“Several other producers are having trouble getting frack crews, they’re having trouble getting labor and they’re having trouble getting sand; that’s going to keep anybody from growing,” Sheffield said. “If the president wants us to grow, I just don’t think the industry can grow anyway.”
Surging oil prices that many on Wall Street now expect to reach $100 a barrel have been a major cause of concern for governments confronting voter discontent over a higher cost of living. Most notably, U.S. President Joe Biden, has criticized American drillers for not producing more and has released crude from strategic reserves in a bid to ease gasoline prices at the pump.
Crude prices have surged 40% since early December to more than $90 a barrel as rising global demand and geopolitical concerns increase due to tensions between Russia and Ukraine. But don’t expect U.S. shale to increase production to ease shortages, Sheffield said.

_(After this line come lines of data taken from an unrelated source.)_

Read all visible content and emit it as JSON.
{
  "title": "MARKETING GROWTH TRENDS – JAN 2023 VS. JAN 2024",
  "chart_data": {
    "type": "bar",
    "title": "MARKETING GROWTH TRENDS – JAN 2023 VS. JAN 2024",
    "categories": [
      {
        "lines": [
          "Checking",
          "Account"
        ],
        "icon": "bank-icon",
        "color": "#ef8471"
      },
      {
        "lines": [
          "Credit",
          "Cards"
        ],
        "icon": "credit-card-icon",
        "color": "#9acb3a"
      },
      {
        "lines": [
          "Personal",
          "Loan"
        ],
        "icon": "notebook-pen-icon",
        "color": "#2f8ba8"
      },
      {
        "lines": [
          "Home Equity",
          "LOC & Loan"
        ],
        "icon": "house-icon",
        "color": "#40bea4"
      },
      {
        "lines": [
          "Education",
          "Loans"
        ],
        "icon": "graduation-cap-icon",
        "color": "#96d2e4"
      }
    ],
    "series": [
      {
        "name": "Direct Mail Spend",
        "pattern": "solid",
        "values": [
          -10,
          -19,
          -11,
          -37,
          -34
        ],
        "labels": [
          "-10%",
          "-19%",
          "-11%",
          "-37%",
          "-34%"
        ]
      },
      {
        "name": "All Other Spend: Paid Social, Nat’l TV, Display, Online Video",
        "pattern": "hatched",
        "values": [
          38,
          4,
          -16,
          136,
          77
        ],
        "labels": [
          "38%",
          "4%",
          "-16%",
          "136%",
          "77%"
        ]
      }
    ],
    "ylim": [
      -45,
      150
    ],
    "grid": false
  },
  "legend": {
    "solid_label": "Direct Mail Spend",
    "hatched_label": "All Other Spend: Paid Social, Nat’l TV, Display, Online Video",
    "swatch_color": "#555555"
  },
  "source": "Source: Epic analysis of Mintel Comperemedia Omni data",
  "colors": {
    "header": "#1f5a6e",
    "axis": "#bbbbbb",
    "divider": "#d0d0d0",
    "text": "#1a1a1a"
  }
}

“If Russian oil is sanctioned, or if Russia decides to stop exporting, then it’s going to be up to the Saudis and UAE to decide whether to break the pact and increase production,” he said.
To be sure, oil’s rally has triggered somewhat of a revival of shale drilling, with producers adding the most oil rigs in four years last week. The Permian Basin, the world’s most prolific shale patch, has reached record production for three consecutive months.
But costs of producing shale oil increased 10% to 15% in the latter half of last year and will increase another 6% this year, Sheffield said. The higher costs, coupled with labor and sand supply constraints, could limit how much more output can grow.